There is currently a strong demand for small, inexpensive IC filter circuits in industrial and civil electronics technologies, such as codec (coder and decoder), speech recognition, and speech synthesizing. The so-called leap frog method of filter formation is one which has long been known in this field. The filter circuits shown in FIGS. 1 and 2, arranged on the basis of the leap frog method, employ the equivalent resistance of the switched capacitor circuit. The third-order m-derived low pass filter circuit of FIG. 1 uses three switched capacitor circuits 1, 2, 3 as resistor elements, and three integrating circuits 4, 5, 6. The fifth-order m-derived low pass filter circuit of FIG. 2 uses six switched capacitor circuits 11 to 16 as resistor elements, and five integrated circuits 17 to 21.

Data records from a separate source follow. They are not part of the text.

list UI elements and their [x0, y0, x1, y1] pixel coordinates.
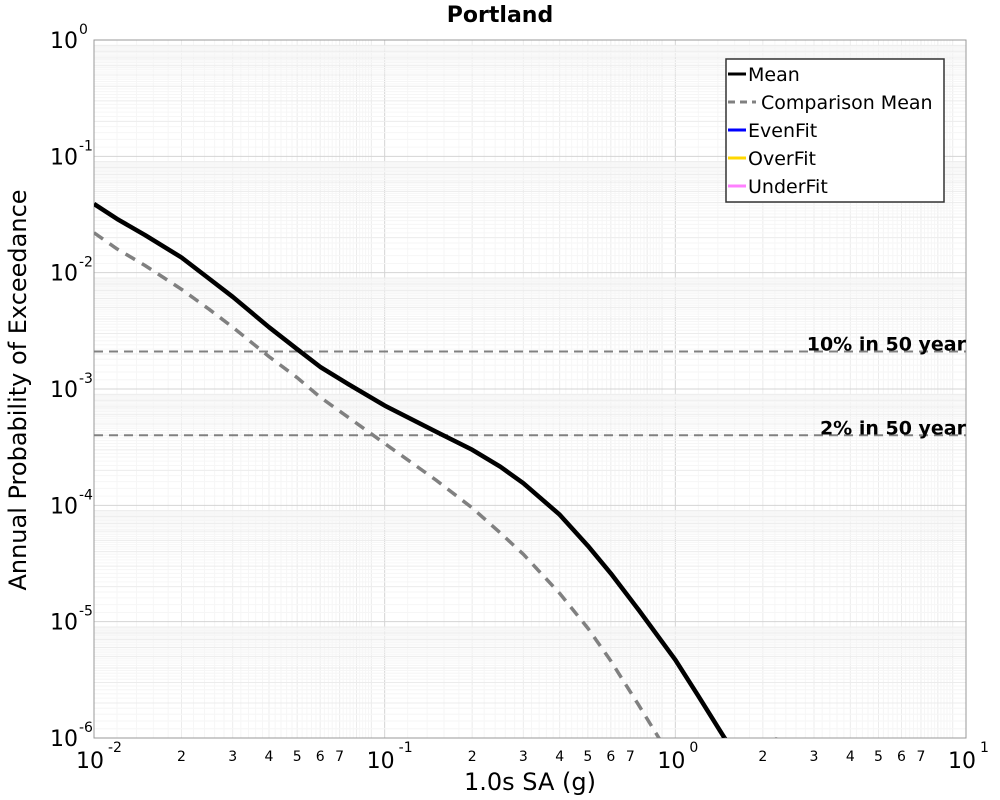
- x-minor-tick-label: 6: [316, 749, 325, 765]
- x-major-tick-label: 10: [948, 749, 976, 774]
- x-tick-exponent: 1: [980, 740, 989, 756]
- series-line: [94, 231, 727, 738]
- legend-box: [725, 58, 945, 203]
- y-major-tick-label: 10: [50, 378, 78, 403]
- x-minor-tick-label: 6: [897, 749, 906, 765]
- y-axis-title: Annual Probability of Exceedance: [4, 189, 32, 590]
- x-tick-base: 10: [367, 749, 395, 774]
- x-minor-tick-label: 7: [335, 749, 344, 765]
- x-minor-tick-label: 3: [228, 749, 237, 765]
- x-minor-tick-label: 4: [555, 749, 564, 765]
- y-major-tick-label: 10: [50, 494, 78, 519]
- y-major-tick-label: 10: [50, 727, 78, 752]
- x-minor-tick-label: 3: [810, 749, 819, 765]
- y-major-tick-label: 10: [50, 611, 78, 636]
- x-minor-tick-label: 5: [583, 749, 592, 765]
- x-axis-title: 1.0s SA (g): [464, 768, 596, 796]
- x-major-tick-label: 10: [76, 749, 104, 774]
- x-tick-exponent: 0: [689, 740, 698, 756]
- x-minor-tick-label: 5: [874, 749, 883, 765]
- reference-line-label: 2% in 50 year: [820, 417, 967, 439]
- y-major-tick-label: 10: [50, 145, 78, 170]
- series-lines: [94, 202, 778, 738]
- x-tick-base: 10: [948, 749, 976, 774]
- x-major-tick-label: 10: [657, 749, 685, 774]
- legend-label: UnderFit: [748, 176, 828, 198]
- legend-label: Comparison Mean: [761, 92, 933, 114]
- plot-frame: [93, 39, 967, 739]
- x-minor-tick-label: 6: [606, 749, 615, 765]
- y-tick-exponent: -6: [79, 720, 93, 736]
- x-minor-tick-label: 2: [758, 749, 767, 765]
- legend-label: Mean: [748, 64, 800, 86]
- legend-label: OverFit: [748, 148, 816, 170]
- x-minor-tick-label: 2: [468, 749, 477, 765]
- y-tick-exponent: 0: [79, 22, 88, 38]
- x-minor-tick-label: 7: [917, 749, 926, 765]
- x-minor-tick-label: 2: [177, 749, 186, 765]
- x-tick-exponent: -2: [108, 740, 122, 756]
- y-major-tick-label: 10: [50, 262, 78, 287]
- x-tick-exponent: -1: [399, 740, 413, 756]
- x-minor-tick-label: 4: [846, 749, 855, 765]
- y-major-tick-label: 10: [50, 29, 78, 54]
- y-tick-exponent: -5: [79, 604, 93, 620]
- reference-line-label: 10% in 50 year: [807, 334, 967, 356]
- chart-title: Portland: [447, 3, 553, 28]
- x-minor-tick-label: 7: [626, 749, 635, 765]
- legend-label: EvenFit: [748, 120, 817, 142]
- y-tick-exponent: -3: [79, 371, 93, 387]
- legend: Mean Comparison Mean EvenFit OverFit UnderFi…: [725, 58, 945, 203]
- x-minor-tick-label: 5: [293, 749, 302, 765]
- series-line: [94, 202, 778, 738]
- y-tick-exponent: -4: [79, 487, 93, 503]
- y-tick-exponent: -2: [79, 255, 93, 271]
- y-tick-exponent: -1: [79, 138, 93, 154]
- x-tick-base: 10: [76, 749, 104, 774]
- x-minor-tick-label: 4: [265, 749, 274, 765]
- x-major-tick-label: 10: [367, 749, 395, 774]
- reference-lines: 10% in 50 year 2% in 50 year: [94, 334, 967, 439]
- x-minor-tick-label: 3: [519, 749, 528, 765]
- x-tick-base: 10: [657, 749, 685, 774]
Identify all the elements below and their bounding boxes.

The filter circuits shown in FIGS. 1 and 2 each need the number of integrated circuits equal to the order of filtering. Further, each integrating circuit is composed of an operational amplifier and a capacitor. Accordingly, the third-order m-derived filter of FIG. 1 needs three integrated circuits; while the fifth-order m-derived filter circuit of FIG. 2 needs five integrated circuits. This would indicate an increase in power dissipation. In addition to operational amplifiers, the filter circuit of FIG. 1 must use 11 capacitors and 20 switch elements; while the fifth-order m-derived filter circuit of FIG. 2 employs 11 capacitors and 22 switches. Requiring a number of circuit elements is problematic when the filter circuit is moduled into the integrated circuits, since it results in increasing the chips size.